A topic with replicated subscriptions enabled, will be periodically creating snapshots, for example every 1 or 10 seconds.

These snapshots need to be stored until the all the subscriptions have moved past a certain point. Additionally, if time-based retention is enabled, they would need to be stored for the same time as the underlying data.

In normal scenario, when consumers are caught up with the publishers, the number of active snapshots will be small, though it would be increasing if a consumer starts lagging behind.

For this, the proposed solution is to store the snapshot as “marker” messages in the topic itself, inline with the regular data. Similarly to the other markers, these will not be propagated to clients and in this cases they won't either be replicated to other regions.

Given this, each subscription will be able to keep a small cache of these snapshots (eg: 10 to 100 items) and keep updating as the subscription read cursor progresses through the topic.

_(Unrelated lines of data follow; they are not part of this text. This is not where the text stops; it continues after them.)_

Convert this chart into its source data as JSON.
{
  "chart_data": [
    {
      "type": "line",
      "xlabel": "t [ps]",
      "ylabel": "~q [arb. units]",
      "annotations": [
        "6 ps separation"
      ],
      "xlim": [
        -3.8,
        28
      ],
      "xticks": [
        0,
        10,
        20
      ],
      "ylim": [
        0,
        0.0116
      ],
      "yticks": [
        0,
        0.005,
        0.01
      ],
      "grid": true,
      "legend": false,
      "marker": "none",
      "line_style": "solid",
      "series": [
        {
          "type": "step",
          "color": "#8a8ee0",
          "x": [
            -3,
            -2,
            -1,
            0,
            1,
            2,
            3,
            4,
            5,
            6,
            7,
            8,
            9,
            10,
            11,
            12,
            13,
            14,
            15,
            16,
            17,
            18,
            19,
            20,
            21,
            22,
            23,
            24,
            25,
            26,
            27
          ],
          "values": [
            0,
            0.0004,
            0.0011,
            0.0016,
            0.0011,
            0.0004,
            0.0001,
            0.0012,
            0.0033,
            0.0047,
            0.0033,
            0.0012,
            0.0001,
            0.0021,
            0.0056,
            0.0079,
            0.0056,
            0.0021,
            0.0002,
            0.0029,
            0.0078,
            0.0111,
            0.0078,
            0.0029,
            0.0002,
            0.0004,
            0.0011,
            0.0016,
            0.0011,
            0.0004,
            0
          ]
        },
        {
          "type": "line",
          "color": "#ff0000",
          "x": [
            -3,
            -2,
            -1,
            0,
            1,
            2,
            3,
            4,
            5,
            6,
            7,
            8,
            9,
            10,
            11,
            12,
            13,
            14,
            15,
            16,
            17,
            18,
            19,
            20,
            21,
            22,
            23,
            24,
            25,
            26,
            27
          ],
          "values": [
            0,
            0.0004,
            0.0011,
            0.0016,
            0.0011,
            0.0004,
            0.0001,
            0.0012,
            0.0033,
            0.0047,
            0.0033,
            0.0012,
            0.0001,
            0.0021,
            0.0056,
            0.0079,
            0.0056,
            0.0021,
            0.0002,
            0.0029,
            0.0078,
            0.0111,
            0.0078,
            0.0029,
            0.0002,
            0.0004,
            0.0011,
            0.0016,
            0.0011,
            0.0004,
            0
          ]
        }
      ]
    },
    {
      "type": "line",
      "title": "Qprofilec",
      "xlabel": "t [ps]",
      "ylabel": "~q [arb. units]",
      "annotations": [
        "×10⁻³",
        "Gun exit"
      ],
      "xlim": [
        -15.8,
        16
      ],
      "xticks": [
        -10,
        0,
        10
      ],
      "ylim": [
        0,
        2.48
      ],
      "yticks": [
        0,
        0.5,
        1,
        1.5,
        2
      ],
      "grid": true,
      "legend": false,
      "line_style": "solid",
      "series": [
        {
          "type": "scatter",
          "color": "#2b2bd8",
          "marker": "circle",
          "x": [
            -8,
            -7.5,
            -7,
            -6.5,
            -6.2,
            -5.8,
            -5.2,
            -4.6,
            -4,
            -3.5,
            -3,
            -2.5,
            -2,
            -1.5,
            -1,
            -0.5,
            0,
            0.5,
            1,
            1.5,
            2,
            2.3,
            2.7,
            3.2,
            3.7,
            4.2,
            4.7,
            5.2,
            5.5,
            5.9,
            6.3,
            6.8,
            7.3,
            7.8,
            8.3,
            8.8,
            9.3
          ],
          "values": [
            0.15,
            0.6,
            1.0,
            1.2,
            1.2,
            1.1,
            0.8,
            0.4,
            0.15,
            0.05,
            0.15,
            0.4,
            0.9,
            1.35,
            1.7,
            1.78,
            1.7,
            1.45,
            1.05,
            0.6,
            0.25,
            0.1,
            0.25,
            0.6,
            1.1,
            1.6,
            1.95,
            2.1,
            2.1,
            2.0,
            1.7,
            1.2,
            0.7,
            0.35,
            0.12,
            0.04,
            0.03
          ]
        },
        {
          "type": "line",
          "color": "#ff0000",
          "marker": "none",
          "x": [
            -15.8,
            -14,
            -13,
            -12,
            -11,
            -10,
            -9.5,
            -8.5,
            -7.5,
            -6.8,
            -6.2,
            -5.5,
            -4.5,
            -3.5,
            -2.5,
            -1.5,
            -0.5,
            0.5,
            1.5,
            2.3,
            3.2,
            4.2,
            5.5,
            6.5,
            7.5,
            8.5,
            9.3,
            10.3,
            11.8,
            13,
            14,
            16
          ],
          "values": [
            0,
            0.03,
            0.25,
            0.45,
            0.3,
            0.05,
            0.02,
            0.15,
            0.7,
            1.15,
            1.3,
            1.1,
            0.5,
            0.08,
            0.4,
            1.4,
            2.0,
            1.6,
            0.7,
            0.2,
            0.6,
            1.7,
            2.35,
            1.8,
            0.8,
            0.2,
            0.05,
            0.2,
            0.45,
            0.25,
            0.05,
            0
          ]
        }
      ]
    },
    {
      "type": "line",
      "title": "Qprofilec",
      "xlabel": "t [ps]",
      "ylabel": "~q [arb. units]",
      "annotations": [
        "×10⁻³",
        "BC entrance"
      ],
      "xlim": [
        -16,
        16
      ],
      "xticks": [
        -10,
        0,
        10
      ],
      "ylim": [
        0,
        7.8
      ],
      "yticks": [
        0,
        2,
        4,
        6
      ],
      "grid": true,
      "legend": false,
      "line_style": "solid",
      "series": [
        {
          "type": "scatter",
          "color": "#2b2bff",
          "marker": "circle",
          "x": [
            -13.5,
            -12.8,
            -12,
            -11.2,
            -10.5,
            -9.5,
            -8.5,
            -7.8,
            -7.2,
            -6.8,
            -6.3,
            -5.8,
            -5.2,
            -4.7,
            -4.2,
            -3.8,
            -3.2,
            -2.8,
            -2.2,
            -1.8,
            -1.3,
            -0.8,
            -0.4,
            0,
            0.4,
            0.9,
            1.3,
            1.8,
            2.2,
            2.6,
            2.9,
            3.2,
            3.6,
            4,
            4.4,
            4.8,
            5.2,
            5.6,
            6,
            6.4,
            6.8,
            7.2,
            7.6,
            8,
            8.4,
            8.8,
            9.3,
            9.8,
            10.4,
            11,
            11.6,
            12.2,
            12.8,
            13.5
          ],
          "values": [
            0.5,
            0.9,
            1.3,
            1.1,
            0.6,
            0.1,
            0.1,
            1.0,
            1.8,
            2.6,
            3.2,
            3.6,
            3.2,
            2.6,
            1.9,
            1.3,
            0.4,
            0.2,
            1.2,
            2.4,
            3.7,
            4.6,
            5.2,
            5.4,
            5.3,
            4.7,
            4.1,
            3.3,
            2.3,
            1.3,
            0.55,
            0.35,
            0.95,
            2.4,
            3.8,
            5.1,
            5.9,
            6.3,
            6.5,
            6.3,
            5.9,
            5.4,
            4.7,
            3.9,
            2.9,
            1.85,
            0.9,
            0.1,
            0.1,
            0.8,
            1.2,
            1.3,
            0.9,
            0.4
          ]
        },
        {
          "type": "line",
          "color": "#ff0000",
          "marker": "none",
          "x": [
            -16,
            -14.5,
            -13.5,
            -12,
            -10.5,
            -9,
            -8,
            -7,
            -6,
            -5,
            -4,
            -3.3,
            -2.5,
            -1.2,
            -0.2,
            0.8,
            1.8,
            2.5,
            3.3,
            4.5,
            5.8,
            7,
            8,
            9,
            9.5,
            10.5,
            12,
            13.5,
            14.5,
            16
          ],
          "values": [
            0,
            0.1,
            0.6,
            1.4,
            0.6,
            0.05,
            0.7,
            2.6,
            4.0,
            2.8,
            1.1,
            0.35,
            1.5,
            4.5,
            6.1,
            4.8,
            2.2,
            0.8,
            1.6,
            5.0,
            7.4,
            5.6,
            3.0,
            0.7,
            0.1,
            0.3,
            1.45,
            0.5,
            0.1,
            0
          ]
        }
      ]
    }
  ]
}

Updating subscription in remote regions

When a subscription moves the cursor (“mark-delete” position) forward, it will lookup in the “replicated subscription snapshots cache” for a snapshot with associated messageId that is <= to the current cursor position.

If a snapshot matching the criteria is found, the broker will publish a ReplicatedSubscriptionsUpdate:

{
    "subscription_name" : "my-subscription",
    "clusters" : [
        {
            "cluster" : "b",
            "message_id" : {
                "ledger_id" : 1234,
                "endtry_id" : 45678
            }
        },
        {
            "cluster" : "c",
            "message_id" : {
                "ledger_id" : 7655,
                "endtry_id" : 13421
            }
        }
    ],
}

The “update” marker is written locally and replicated everywhere.

When a broker in the target region receives the marker message to update the subscription, it will move the mark-delete cursor to the new message id for the specific region.

If the subscription doesn't exist yet in that cluster, it will be automatically created by the “update” marker.